Lucien finalmente voltou a sua vida normal, ocupado com seus estudos de música e de magia. Ele também pediu a Joel que se mudasse para sua nova casa temporariamente, já que o distrito de Gesu era muito mais seguro do que Aderon.
Naqueles dias, Lucien não deu sequer um único olhar para a parede trincada onde ele geralmente deixava as mensagens secretas para se comunicar com os aprendizes. Em nome da prudência, ele também deixou de lado seu plano de destruir seu laboratório de magia naquele momento.
Victor começou a ensinar a eles cânone, uma técnica de composição contrapontística que empregava imitações sequenciais de uma melodia, que começava depois de um determinado período.
Com apenas alguns procedimentos, mesmo os iniciantes conseguiam chegar longe com o cânone.
— Na verdade, você inconscientemente empregou o cânone em sua Sinfonia do Destino, Lucien, — comentou Victor. — Parece que você aprendeu muito na biblioteca da associação.
— Hum… É, deve ser. Obrigado, Sr.
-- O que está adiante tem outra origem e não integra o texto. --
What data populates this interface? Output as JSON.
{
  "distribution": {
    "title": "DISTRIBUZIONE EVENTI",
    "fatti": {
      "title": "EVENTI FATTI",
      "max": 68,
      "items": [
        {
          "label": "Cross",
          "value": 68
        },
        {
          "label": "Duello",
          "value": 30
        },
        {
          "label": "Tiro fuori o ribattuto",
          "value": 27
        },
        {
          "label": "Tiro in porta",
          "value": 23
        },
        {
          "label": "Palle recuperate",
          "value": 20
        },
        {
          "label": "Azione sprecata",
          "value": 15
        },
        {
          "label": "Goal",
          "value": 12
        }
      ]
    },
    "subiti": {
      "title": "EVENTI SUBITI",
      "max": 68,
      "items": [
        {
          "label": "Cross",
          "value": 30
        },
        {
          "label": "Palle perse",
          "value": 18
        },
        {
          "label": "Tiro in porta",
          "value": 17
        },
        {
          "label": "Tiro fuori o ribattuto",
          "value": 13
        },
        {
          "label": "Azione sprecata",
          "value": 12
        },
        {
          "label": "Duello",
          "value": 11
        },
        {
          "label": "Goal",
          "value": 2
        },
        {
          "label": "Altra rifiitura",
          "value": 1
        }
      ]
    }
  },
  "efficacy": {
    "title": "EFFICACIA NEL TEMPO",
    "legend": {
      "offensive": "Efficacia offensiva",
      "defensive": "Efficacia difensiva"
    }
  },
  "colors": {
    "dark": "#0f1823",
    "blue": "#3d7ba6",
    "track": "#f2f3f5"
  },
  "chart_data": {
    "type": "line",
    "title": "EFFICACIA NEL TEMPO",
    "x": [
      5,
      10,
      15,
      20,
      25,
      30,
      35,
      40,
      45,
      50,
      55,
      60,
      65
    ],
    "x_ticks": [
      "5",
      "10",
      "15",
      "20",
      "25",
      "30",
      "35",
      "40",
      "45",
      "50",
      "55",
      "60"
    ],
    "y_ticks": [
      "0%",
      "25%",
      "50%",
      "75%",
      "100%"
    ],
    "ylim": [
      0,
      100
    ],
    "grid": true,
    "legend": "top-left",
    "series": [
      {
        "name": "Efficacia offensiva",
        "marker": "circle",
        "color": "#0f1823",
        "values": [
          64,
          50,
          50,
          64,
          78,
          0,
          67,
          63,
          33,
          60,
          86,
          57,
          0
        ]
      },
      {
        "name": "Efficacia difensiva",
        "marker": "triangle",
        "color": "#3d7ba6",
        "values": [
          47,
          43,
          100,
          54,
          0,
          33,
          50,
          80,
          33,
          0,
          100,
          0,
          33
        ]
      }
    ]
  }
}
Victor, — respondeu Lucien, um pouco distraído.
Sua mente estava ocupada pelo pensamento de que ele precisava criar obras em número e qualidade suficiente para conseguir seu próprio concerto, para cumprir a exigência de Rhine.
Oitenta anos antes, alguém produziu uma obra musical que era muito semelhante ao Cânone de Pachelbel, famoso em seu mundo original. No entanto, ele ainda poderia recompor a obra como uma peça de concerto de piano.
Embora ele ainda fosse precisar de mais algumas obras “originais” de música para organizar seu próprio concerto, recompor algumas seria definitivamente a melhor maneira de economizar o seu tempo e montar seu repertório o mais rápido possível.